I’m certainly cognizant of the uphill battle that Microsoft faces in terms of making Windows Phone a viable player in the smartphone market. They have a very compelling strategy, namely that of creating a single development environment that supports many different platforms (Windows 8.1 desktop, notebooks, hybrids, and tablets, Windows Phone 8.1 smartphones, and the Xbox One). Nobody else can match the level of cross-platform support that Microsoft is working toward.
However, this strategy requires execution, in particular doing whatever it takes to convince developers to create those cross-platform apps. Unfortunately, there’s no guarantee at this point that Microsoft will manage to execute their strategy, and so it’s entirely possible that Windows Phone will end up in the same place as, say, webOS—a potentially superior mobile OS that nevertheless fails to gain market traction.
At the same time, I find this doom-and-gloom story on BGR to be very shortsighted. Nothing is ever set in stone in the technology industry, and Microsoft is financially sound enough and has enough incentive to make Windows Phone successful that it’s a serious mistake to count them out. Indeed, the BGR story sounds a great deal like those written about Android in its early days, when the argument was that Apple is simply too entrenched to be dislodged by any new mobile platform.
Microsoft went through a phase where their competitive spirit was seriously dampened by the antitrust lawsuit leveled against them. I believe very strongly that many of their competitive gaffs over the last decade or so were the result of an institutional fear of being attacked again for being too competitive.
Certainly, Apple suffered from no such restrictions, even as they created products with far more lock-in than Microsoft ever enjoyed and for which they were punished. Absent antitrust, whether you agree with it or not, I think Apple would have faced a far more formidable opponent and would have found their early dominance of the mobile space far more difficult to accomplish.
However, I see signs that the old Microsoft is returning. They’re creating a unified ecosystem that enables more interaction between many different kinds of devices than any other company can provide, and have made moves to greatly improve the quality of the hardware upon which this ecosystem is based. The Surface Pro 3, which is a stunning piece of hardware that fully demonstrates the potential of Windows 8.1, is an example of the sort of innovation that a reinvigorated Microsoft can achieve.
Google is attempting to catch up, as evidenced by Google I/O 2014, in which the company basically telegraphed a vision to match Microsoft’s “one operating system, many devices” strategy. And, Apple introduced “Continuity” at WWDC 2014, a (rather limited, in my opinion) attempt to provide more interaction between their disparate OS X and iOS platforms.

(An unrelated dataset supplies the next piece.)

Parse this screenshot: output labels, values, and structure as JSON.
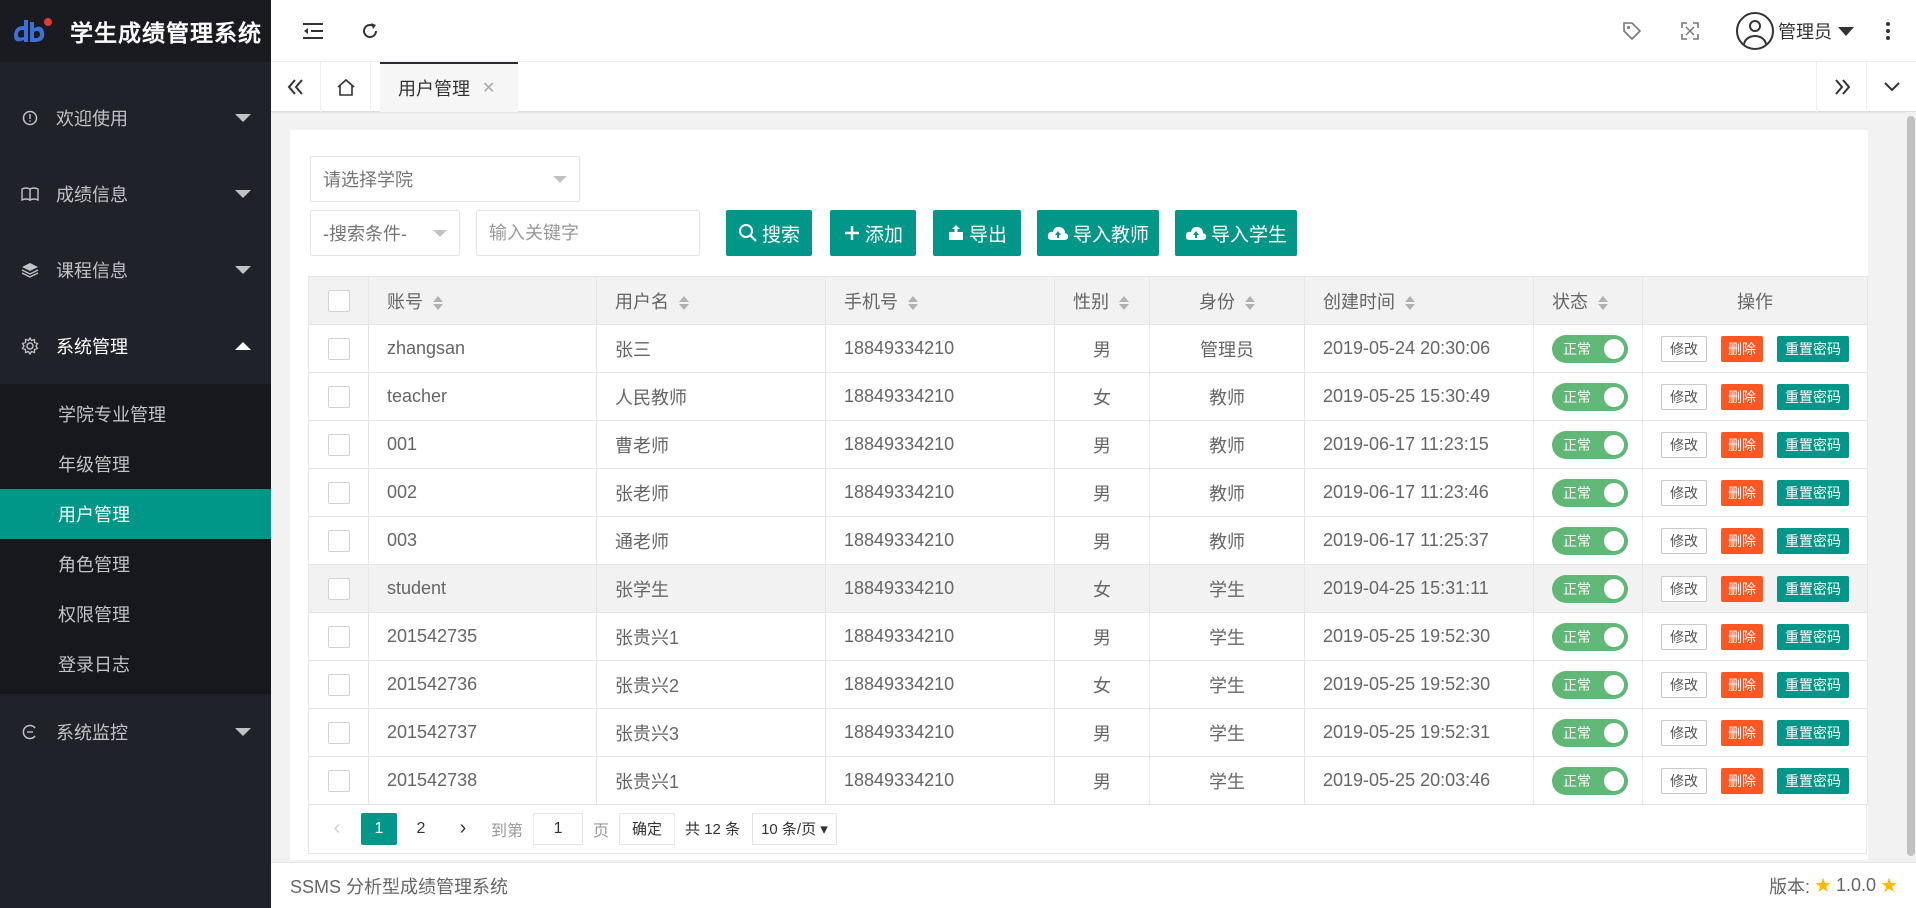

But Chromebooks simply cannot do the same things as full-fledged Windows machines, and they rely on a cloud-only model that the market simply hasn’t embraced. Meanwhile, Microsoft already provides the same basic functionality as Apple’s Continuity, and then some—even if this functionality hasn’t yet been embraced by that many developers. Perhaps most important, Microsoft already has their smartphone OS, Windows Phone 8.X, using the same kernel (NT) as their desktop and mobile OS, Windows 8.X, which has profound implications among which their Universal Apps initiative is only a start.
As I said, Microsoft’s vision requires execution, and there’s no guarantee that they’ll be successful. But basing one’s predictions of Microsoft’s success on the market share that Windows Phone has so far achieved is a mistake. Doing so ignores the very real steps that Microsoft is taking to create a mobile platform that offers more promise than either Android and iOS.
I think that Google and Apple recognize this even if many technology pundits don’t.